Sunday, Feb 22, 2026 | 04 Ramadan 1447
Sunday, Feb 22, 2026 | 04 Ramadan 1447
EDITORIAL: The banking sector’s voluntary decision to cut the markup on the Export Refinance Facility to 4.5 percent is a notable intervention, precisely because it was not compelled by regulation. At a time when banks are already absorbing massive government borrowing and operating under tight liquidity conditions, choosing to lower financing costs for exporters sends a signal of intent. It recognises that export recovery is central to economic stability. But it also exposes an uncomfortable truth: banks are once again compensating for a policy vacuum that properly belongs to the state.
Exports do not grow because credit is marginally cheaper. They grow when policy coherence, cost competitiveness and market access align. Financing plays a role, but it comes late in the chain, at the execution stage, once firms already have orders, inputs and predictable operating conditions. When banks are left to shoulder the visible burden of export support, it reflects how hollow the state’s export policy matrix has become.
That hollowness has been many, many years in the making. Exporters continue to operate under volatile energy pricing, fragmented tax administration, delayed refunds and shifting regulatory signals. Each budget promises export-led growth, yet the surrounding policy environment consistently undermines it. In that context, a voluntary rate cut under a capped refinance window can only go so far. It helps firms that are already banked, compliant and eligible. It does little for the broader export base that struggles with costs, uncertainty and weak incentives.
The imbalance is stark. Banks are deploying liquidity into the economy even as fiscal crowding out intensifies. Government borrowing absorbs vast sums, constraining the space for private credit. That the banking sector is still able to offer targeted relief under these conditions deserves acknowledgement. It reflects institutional resilience and a degree of alignment with national priorities. But resilience should not be mistaken for substitution. Export strategy cannot be outsourced to lenders.
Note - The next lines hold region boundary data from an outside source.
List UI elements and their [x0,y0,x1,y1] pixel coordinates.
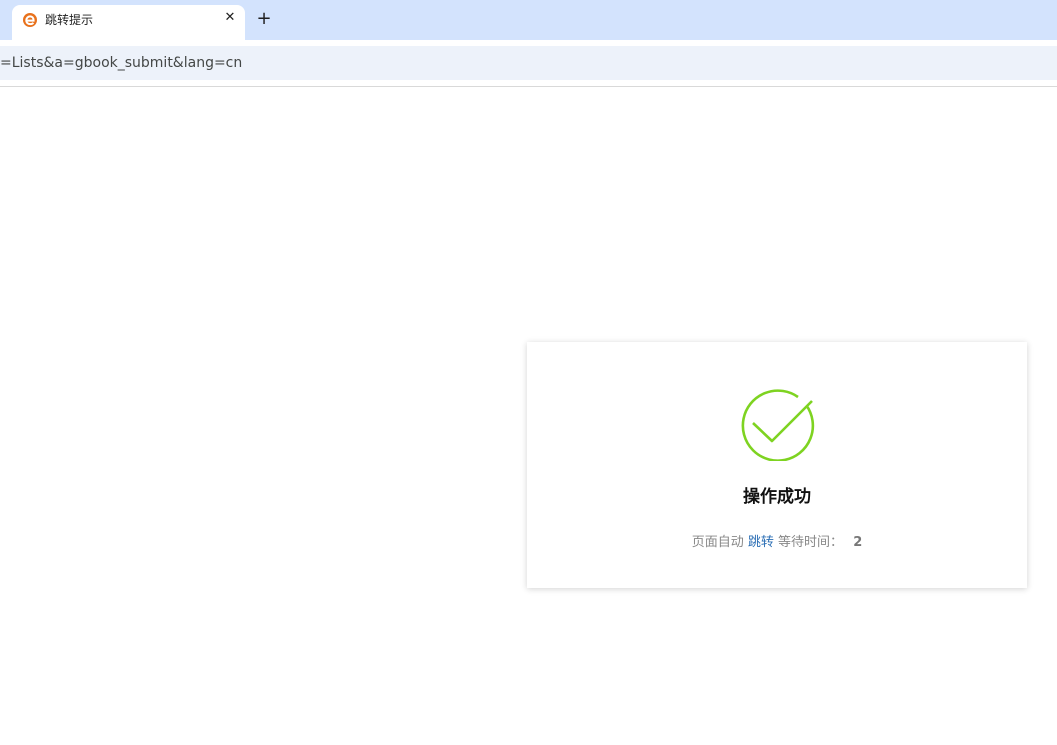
check-circle-icon [740,385,816,462]
tab-strip: 跳转提示 ✕ + [0,0,1057,40]
redirect-info: 页面自动 跳转 等待时间： 2 [527,534,1027,552]
dialog-title: 操作成功 [743,487,811,507]
jump-link[interactable]: 跳转 [748,535,774,550]
address-bar-url[interactable]: =Lists&a=gbook_submit&lang=cn [0,54,242,72]
tab-active[interactable]: 跳转提示 ✕ [12,5,245,40]
new-tab-plus-icon[interactable]: + [254,9,274,29]
browser-toolbar: =Lists&a=gbook_submit&lang=cn [0,40,1057,86]
wait-seconds: 2 [853,535,863,550]
edge-favicon-icon [22,12,38,28]
tab-close-icon[interactable]: ✕ [222,10,238,26]
redirect-prefix: 页面自动 [691,535,744,550]
jump-notice-dialog: 操作成功 页面自动 跳转 等待时间： 2 [527,342,1027,588]
tab-title: 跳转提示 [45,13,94,27]
address-bar[interactable]: =Lists&a=gbook_submit&lang=cn [0,46,1057,80]
wait-time-label: 等待时间： [778,535,844,550]
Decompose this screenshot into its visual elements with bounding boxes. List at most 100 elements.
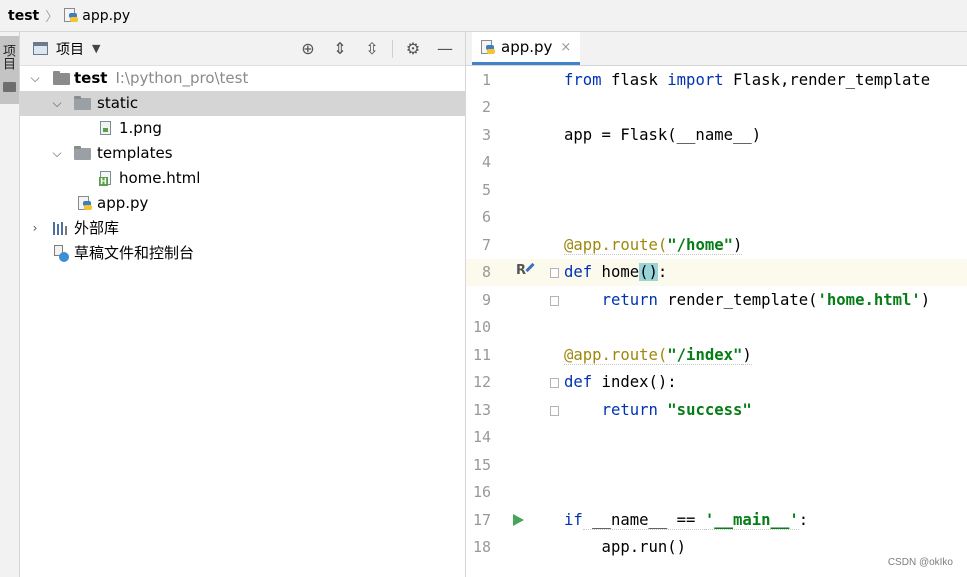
- tree-item-label: app.py: [97, 194, 149, 212]
- fold-icon[interactable]: [550, 296, 559, 306]
- code-line: 13 return "success": [466, 397, 967, 424]
- project-panel-toolbar: ⊕ ⇕ ⇳ ⚙ —: [294, 39, 459, 59]
- line-number: 3: [481, 126, 491, 144]
- editor-tab-app-py[interactable]: app.py ×: [472, 32, 580, 65]
- line-number: 16: [472, 483, 491, 501]
- code-line: 4: [466, 149, 967, 176]
- tree-item-label: static: [97, 94, 139, 112]
- fold-icon[interactable]: [550, 406, 559, 416]
- code-line: 3 app = Flask(__name__): [466, 122, 967, 149]
- code-text: return "success": [601, 401, 752, 419]
- code-line: 6: [466, 204, 967, 231]
- tree-item-templates[interactable]: ⌵ templates: [20, 141, 465, 166]
- hide-icon[interactable]: —: [431, 39, 459, 59]
- tree-item-external-libraries[interactable]: › 外部库: [20, 216, 465, 241]
- editor: app.py × 1 from flask import Flask,rende…: [466, 32, 967, 577]
- tree-item-label: templates: [97, 144, 173, 162]
- code-line: 12 def index():: [466, 369, 967, 396]
- code-text: @app.route("/index"): [564, 346, 752, 365]
- project-window-icon: [33, 42, 48, 55]
- breadcrumb-project[interactable]: test: [8, 8, 39, 24]
- tree-item-test[interactable]: ⌵ test I:\python_pro\test: [20, 66, 465, 91]
- python-file-icon: [64, 8, 79, 23]
- code-line: 2: [466, 94, 967, 121]
- tree-item-label: home.html: [119, 169, 201, 187]
- folder-icon: [53, 71, 70, 85]
- line-number: 13: [472, 401, 491, 419]
- editor-tab-label: app.py: [501, 38, 553, 56]
- fold-icon[interactable]: [550, 268, 559, 278]
- line-number: 6: [481, 208, 491, 226]
- expand-all-icon[interactable]: ⇕: [326, 39, 354, 59]
- chevron-down-icon[interactable]: ⌵: [29, 66, 41, 91]
- line-number: 5: [481, 181, 491, 199]
- project-view-selector[interactable]: 项目: [56, 39, 84, 59]
- code-line: 16: [466, 479, 967, 506]
- code-text: from flask import Flask,render_template: [564, 71, 931, 89]
- chevron-down-icon[interactable]: ⌵: [51, 141, 63, 166]
- navigation-bar: test 〉 app.py: [0, 0, 967, 32]
- tree-item-1-png[interactable]: 1.png: [20, 116, 465, 141]
- collapse-all-icon[interactable]: ⇳: [358, 39, 386, 59]
- code-line: 10: [466, 314, 967, 341]
- tree-item-home-html[interactable]: home.html: [20, 166, 465, 191]
- scratches-icon: [54, 245, 69, 262]
- chevron-right-icon[interactable]: ›: [29, 216, 41, 241]
- code-line: 14: [466, 424, 967, 451]
- project-panel-header: 项目 ▼ ⊕ ⇕ ⇳ ⚙ —: [20, 32, 465, 66]
- python-file-icon: [78, 196, 92, 211]
- code-line: 9 return render_template('home.html'): [466, 287, 967, 314]
- code-text: app = Flask(__name__): [564, 126, 762, 144]
- folder-icon: [3, 82, 16, 92]
- code-line: 15: [466, 452, 967, 479]
- code-text: def home():: [564, 263, 668, 281]
- line-number: 15: [472, 456, 491, 474]
- line-number: 14: [472, 428, 491, 446]
- line-number: 18: [472, 538, 491, 556]
- chevron-down-icon[interactable]: ▼: [92, 42, 100, 55]
- folder-icon: [74, 146, 91, 160]
- tree-item-static[interactable]: ⌵ static: [20, 91, 465, 116]
- line-number: 2: [481, 98, 491, 116]
- code-line: 1 from flask import Flask,render_templat…: [466, 67, 967, 94]
- line-number: 7: [481, 236, 491, 254]
- line-number: 11: [472, 346, 491, 364]
- toolbar-divider: [392, 40, 393, 58]
- code-line: 11 @app.route("/index"): [466, 342, 967, 369]
- code-text: @app.route("/home"): [564, 236, 743, 255]
- tree-item-scratches[interactable]: 草稿文件和控制台: [20, 241, 465, 266]
- line-number: 10: [472, 318, 491, 336]
- project-panel: 项目 ▼ ⊕ ⇕ ⇳ ⚙ — ⌵ test I:\python_pro\test …: [20, 32, 466, 577]
- overrides-icon[interactable]: R: [516, 262, 535, 278]
- gear-icon[interactable]: ⚙: [399, 39, 427, 59]
- fold-icon[interactable]: [550, 378, 559, 388]
- line-number: 8: [481, 263, 491, 281]
- line-number: 1: [481, 71, 491, 89]
- breadcrumb-file[interactable]: app.py: [82, 8, 130, 24]
- code-text: return render_template('home.html'): [601, 291, 931, 309]
- run-icon[interactable]: [513, 514, 524, 526]
- breadcrumb-separator: 〉: [45, 10, 59, 25]
- code-line: 5: [466, 177, 967, 204]
- image-file-icon: [100, 121, 111, 135]
- locate-icon[interactable]: ⊕: [294, 39, 322, 59]
- code-text: app.run(): [564, 538, 687, 556]
- python-file-icon: [481, 39, 495, 55]
- line-number: 4: [481, 153, 491, 171]
- project-tool-tab[interactable]: 项目: [0, 36, 19, 104]
- code-line-current: 8 R def home():: [466, 259, 967, 286]
- code-line: 17 if __name__ == '__main__':: [466, 507, 967, 534]
- tree-item-app-py[interactable]: app.py: [20, 191, 465, 216]
- watermark: CSDN @okIko: [887, 557, 953, 568]
- project-path: I:\python_pro\test: [115, 69, 249, 87]
- tree-item-label: test I:\python_pro\test: [74, 69, 249, 87]
- editor-tab-bar: app.py ×: [466, 32, 967, 66]
- library-icon: [53, 222, 70, 235]
- tree-item-label: 外部库: [74, 219, 120, 237]
- code-line: 7 @app.route("/home"): [466, 232, 967, 259]
- chevron-down-icon[interactable]: ⌵: [51, 91, 63, 116]
- line-number: 9: [481, 291, 491, 309]
- tree-item-label: 草稿文件和控制台: [74, 244, 195, 262]
- close-icon[interactable]: ×: [560, 40, 571, 55]
- code-text: def index():: [564, 373, 677, 391]
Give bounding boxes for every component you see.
This matters because export growth is no longer one policy objective among many. It is the make-or-break variable for a fragile economy facing chronic balance-of-payments stress. Without sustained export expansion, currency pressure returns, growth stalls and stabilisation cycles repeat. The state’s responsibility, therefore, is not merely to applaud financial relief measures, but to rebuild the policy scaffolding that allows such measures to work.
At present, that scaffolding is uneven. Incentives remain narrow and episodic. Industrial policy lacks direction. Trade facilitation reforms move slowly. The result is an export sector that relies excessively on a few products and markets, while struggling to move up the value chain. In this setting, cheaper credit risks becoming a palliative rather than a catalyst.
There is also a question of scale. The ERF operates within a defined limit. It cannot substitute for economy-wide competitiveness. Export momentum requires predictable taxation, reliable energy supply, logistics efficiency and regulatory stability. These are state functions. When they falter, no amount of financial engineering can compensate for the structural drag.
None of this diminishes the value of the banks’ decision, of course. Voluntary action matters, especially when it reduces costs for exporters and signals confidence in recovery. It also highlights that parts of the economic system remain functional and responsive. But appreciation must be paired with clarity. Banks are intervening at the margins of a system whose core levers remain under state control.
The deeper concern is what this pattern implies. Each time banks, or any other sector, step forward to plug a gap left by policy inertia, it normalises the absence of strategy. Export growth becomes dependent on ad hoc relief rather than durable reform. Over time, this weakens accountability, as outcomes are judged by short-term support rather than long-term performance.
If export revival is truly the priority it is claimed to be, the state must reclaim its role. That means aligning energy, tax, and trade policies with export objectives, reducing uncertainty, and creating incentives that reward scale, diversification, and value addition. Only then can financial support translate into sustained gains. The banking sector has played its part. It should not be asked to play the state’s role as well.